In December 2001 I bought an early 2002 Prius. It's been my daily for nearly 23 years because I still really like it and it hasn't shown any terminal problem yet. But it's time to move on. At this age I don't know when the next little irregularity will pop up and I dodn't want my wife to have to deal with that. Are these early outside-Japan Prii "vintage" enough to be interesting to some interested interest group, or is it just another old car?
They've a following . But these kinda folks generally in decent standing with wants needs and desires. So generally they won't become collectibles like old American Iron is somewhat.so there's always that.
They seem to be going the way of classic helicopters. Neat curiosities of engineering, to be sure... But nobody really wants to trust putting their families in them anymore. Citation: Toyota unceremoniously gets rid of a special Prius to make room in their own museum (yes it's a newer model, but it's got some undeniably special history. If that isn't worth a museum slot, what is?)
Getting rid of a Cressida and a Prius for crushing purposes how stupid can they be maybe they're non-runners they're just frames and skins who knows I had a 2000 GT for quite a while was a really cool car
Who knows? The downside to collectability is not knowing how long you'll be able to find replacement HV batteries. Otherwise, i don't get it - great cars, innovative tech, early owners took great care of some cars - you can still find beautiful cherries with low miles that run great. Why not value them? IDK whether all of mine will be collectors, but IDK why they can't sell for the base value of any car in good shape with low miles and +40mpg. That's all I shoot for. Why is a Prius with <100k miles not worth $5000? I see people paying a lot more for newer Prii with twice the mileage or more. Seems crazy to me. I just have so little money in each car that I can recycle the cat and crush the rest to break even. I just keep driving them and get my ROI that way. How many miles on yours, OP?
I think a pristine gen2 with advanced safety features may be worth something in 20 years. Gen1 and 3, nope.
Well, now I feel bad for not watching replies. I saw the first couple -- the helicopter analogy seems apt -- then got distracted looking up other Japanese classics, and didn't come back.
I'll venture a guess that when these get past "old car" into "classic" territory there will be more acceptance of variant battery rebuilds like restuffing them with 12s{n}p blocks of vanilla MiMH cells. 160k. Near Chicago.
I think they will look at gen1s like the 70's vacuum control emissions controls on Detroit iron. It took fifteen to twenty years in both cases to build them right. Most people in the general public would not know a gen1 Prius if they were standing next to it.

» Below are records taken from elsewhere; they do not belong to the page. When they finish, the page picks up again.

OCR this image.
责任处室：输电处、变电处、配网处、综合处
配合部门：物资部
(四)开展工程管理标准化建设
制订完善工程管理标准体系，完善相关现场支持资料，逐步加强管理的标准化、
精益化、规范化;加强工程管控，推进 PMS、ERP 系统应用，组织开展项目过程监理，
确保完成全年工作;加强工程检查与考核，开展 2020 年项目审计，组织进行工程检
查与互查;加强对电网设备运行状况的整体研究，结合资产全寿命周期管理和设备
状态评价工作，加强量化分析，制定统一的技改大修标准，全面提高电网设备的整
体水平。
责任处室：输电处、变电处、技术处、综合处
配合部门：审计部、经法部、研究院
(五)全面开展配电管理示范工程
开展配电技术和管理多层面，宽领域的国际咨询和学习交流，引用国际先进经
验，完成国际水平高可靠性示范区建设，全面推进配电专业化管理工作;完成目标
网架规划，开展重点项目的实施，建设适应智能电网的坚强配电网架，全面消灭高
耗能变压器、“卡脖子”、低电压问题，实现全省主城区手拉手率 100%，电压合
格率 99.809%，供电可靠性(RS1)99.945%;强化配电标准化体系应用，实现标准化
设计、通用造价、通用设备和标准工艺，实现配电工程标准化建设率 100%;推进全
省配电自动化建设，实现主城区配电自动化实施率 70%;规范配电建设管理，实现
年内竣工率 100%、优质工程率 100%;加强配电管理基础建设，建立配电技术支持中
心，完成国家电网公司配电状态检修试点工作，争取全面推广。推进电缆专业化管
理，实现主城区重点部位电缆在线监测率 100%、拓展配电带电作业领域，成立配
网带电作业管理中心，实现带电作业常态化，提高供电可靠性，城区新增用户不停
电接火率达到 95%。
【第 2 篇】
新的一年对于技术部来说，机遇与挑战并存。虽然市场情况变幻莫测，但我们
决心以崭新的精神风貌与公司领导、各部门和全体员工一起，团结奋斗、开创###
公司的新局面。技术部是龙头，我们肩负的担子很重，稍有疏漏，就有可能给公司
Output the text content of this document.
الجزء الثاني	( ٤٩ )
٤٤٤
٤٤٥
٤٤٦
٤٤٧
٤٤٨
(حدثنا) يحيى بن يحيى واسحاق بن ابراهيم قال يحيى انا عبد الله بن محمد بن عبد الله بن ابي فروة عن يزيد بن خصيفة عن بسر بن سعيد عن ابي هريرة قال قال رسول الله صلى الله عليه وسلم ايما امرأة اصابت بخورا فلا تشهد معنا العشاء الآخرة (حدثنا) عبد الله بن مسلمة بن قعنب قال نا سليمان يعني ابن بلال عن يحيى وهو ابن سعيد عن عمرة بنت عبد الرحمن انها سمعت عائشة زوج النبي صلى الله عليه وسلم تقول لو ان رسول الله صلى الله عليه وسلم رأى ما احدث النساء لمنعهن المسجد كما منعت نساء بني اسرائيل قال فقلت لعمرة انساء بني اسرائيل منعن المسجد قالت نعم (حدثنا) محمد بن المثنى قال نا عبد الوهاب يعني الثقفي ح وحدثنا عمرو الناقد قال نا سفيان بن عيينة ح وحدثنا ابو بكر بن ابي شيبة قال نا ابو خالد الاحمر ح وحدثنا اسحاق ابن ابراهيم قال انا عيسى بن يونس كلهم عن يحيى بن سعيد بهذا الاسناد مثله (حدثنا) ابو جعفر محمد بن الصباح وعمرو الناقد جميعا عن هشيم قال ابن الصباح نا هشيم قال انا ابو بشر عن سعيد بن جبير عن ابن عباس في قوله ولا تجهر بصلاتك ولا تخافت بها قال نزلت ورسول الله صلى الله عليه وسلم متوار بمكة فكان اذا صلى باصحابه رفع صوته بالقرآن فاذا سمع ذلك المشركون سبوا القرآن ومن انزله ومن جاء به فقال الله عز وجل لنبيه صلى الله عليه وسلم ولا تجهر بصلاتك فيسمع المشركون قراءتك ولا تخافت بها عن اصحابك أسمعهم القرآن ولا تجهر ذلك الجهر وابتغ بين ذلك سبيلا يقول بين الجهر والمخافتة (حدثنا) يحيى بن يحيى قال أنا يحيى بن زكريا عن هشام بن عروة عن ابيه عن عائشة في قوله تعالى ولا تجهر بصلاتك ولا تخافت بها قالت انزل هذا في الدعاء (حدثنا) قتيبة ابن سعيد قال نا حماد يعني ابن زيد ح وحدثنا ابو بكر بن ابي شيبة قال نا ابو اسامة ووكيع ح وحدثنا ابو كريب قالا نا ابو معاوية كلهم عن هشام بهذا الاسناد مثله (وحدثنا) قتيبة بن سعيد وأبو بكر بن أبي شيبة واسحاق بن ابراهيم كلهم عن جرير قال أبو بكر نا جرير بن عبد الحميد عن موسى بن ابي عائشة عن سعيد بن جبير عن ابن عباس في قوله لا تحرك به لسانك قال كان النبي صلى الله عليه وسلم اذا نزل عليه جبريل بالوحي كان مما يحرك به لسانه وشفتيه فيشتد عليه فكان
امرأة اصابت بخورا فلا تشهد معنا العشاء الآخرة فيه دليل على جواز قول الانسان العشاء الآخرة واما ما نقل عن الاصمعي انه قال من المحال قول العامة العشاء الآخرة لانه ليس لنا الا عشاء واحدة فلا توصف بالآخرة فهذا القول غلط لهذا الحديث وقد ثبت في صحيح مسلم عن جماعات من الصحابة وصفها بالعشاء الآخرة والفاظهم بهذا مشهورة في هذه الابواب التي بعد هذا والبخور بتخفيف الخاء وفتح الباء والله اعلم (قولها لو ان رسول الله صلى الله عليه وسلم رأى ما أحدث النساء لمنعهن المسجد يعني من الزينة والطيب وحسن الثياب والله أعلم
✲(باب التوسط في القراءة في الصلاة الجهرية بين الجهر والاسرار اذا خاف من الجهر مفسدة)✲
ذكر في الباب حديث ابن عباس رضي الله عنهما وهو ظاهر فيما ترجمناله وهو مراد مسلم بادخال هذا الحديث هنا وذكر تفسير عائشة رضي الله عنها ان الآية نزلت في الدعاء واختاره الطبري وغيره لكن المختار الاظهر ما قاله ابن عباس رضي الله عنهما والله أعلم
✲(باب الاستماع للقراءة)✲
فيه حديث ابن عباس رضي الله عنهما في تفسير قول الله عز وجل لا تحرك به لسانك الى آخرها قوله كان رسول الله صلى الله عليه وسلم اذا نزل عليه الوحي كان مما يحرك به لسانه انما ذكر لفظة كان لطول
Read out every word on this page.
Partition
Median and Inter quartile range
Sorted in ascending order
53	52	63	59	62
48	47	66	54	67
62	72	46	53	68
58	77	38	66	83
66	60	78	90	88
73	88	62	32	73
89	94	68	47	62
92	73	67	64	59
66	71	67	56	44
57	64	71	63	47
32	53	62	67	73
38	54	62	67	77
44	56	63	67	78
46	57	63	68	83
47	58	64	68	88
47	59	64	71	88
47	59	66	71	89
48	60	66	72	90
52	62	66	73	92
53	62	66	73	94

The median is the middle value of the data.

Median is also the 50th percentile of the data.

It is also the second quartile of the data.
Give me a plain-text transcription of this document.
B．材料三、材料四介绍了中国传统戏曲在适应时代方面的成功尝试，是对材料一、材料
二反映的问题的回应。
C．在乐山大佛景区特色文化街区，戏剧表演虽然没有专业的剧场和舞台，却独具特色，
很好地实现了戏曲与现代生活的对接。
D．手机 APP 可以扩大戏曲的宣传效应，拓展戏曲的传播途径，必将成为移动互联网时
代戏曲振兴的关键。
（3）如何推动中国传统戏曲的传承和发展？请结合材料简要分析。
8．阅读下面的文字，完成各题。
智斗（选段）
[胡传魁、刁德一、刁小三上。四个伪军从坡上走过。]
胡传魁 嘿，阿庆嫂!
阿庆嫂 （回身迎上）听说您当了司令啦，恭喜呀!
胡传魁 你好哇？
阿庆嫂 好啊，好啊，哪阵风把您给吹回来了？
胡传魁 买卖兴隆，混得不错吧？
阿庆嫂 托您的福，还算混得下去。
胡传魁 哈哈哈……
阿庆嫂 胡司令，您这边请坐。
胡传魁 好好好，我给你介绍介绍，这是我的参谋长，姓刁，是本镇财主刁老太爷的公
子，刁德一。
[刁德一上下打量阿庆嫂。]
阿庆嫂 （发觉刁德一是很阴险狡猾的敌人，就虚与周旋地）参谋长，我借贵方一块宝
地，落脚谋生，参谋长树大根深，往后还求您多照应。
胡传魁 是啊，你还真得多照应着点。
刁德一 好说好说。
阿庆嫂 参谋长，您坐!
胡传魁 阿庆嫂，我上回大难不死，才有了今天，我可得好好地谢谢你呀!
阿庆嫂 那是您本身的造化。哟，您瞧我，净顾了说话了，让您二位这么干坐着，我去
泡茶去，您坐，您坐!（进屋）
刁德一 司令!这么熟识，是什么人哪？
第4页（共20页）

My point is why are they crushing them because it's we don't want anybody to have them mentality I guess these would bring millions of dollars to something somebody they were in Toyota's personal collection in whatever stupid town that is who cares some car nut would care and they would get bought up and be put in that hippie garage or whatever online or wherever they would go to an even more disastrous life where they will never be seeing a road ever again I'm pretty sad that's not really a piece of history both of the cars are pieces of histories but they need to be driven taken to shows something I mean they've just been sitting all these years not like these are cars with 300,000 miles at somebody has owned oh no these are like brand new that have been to car shows and ran a race one time to set some kind of a record before it was and what have you and now they're crushing but that's the mentality in Japan China they just destroy things that's what they do with all vehicles and stuff it gets to be a certain year mileage whatever it's destroyed and the parts are sent to America to unsuspecting whoevers exactly
That seems like an exact illustration. I find some fun in the "how long can I keep this car?" game, but I don't want my wife to have to play a round of that by herself (hasn't happened yet and best to keep it that way). Yeah that's where I got distracted from this thread that day. That article links to Japanese Nostalgic Car which sounded like the right kind of forum for the question. A search for "prius" there found a two year old article about a 1997 NHW10 getting into the Japanese Automotive Hall of Fame, and not much more. NHW11s haven't hit the magic 25 year mark but early built 2001s will get there next year (if whoever cares counts from build date vs model year). But then a week later, Nov 8, the article about this year's HoF inductees included "Mr. Prius" Takeshi Uchiyamada and that got the Prius photo to the top of the page even though the article wasn't about the car.
Likely so. Pretty safe to assume "most people" isn't the market. Then just recently my wife said that while parking somewhere she was approached by some guy (with his daughter & no creepy vibe) who asked if it was an original Prius and marveled that indeed it was.
Yeah, agreed. You do get a break on insurance, but there are restrictions on drive time (like, I mean, how would they know? Who checks up on these things?), and that won’t cut it for me since the car is my daily driver. Maybe I’m too honest.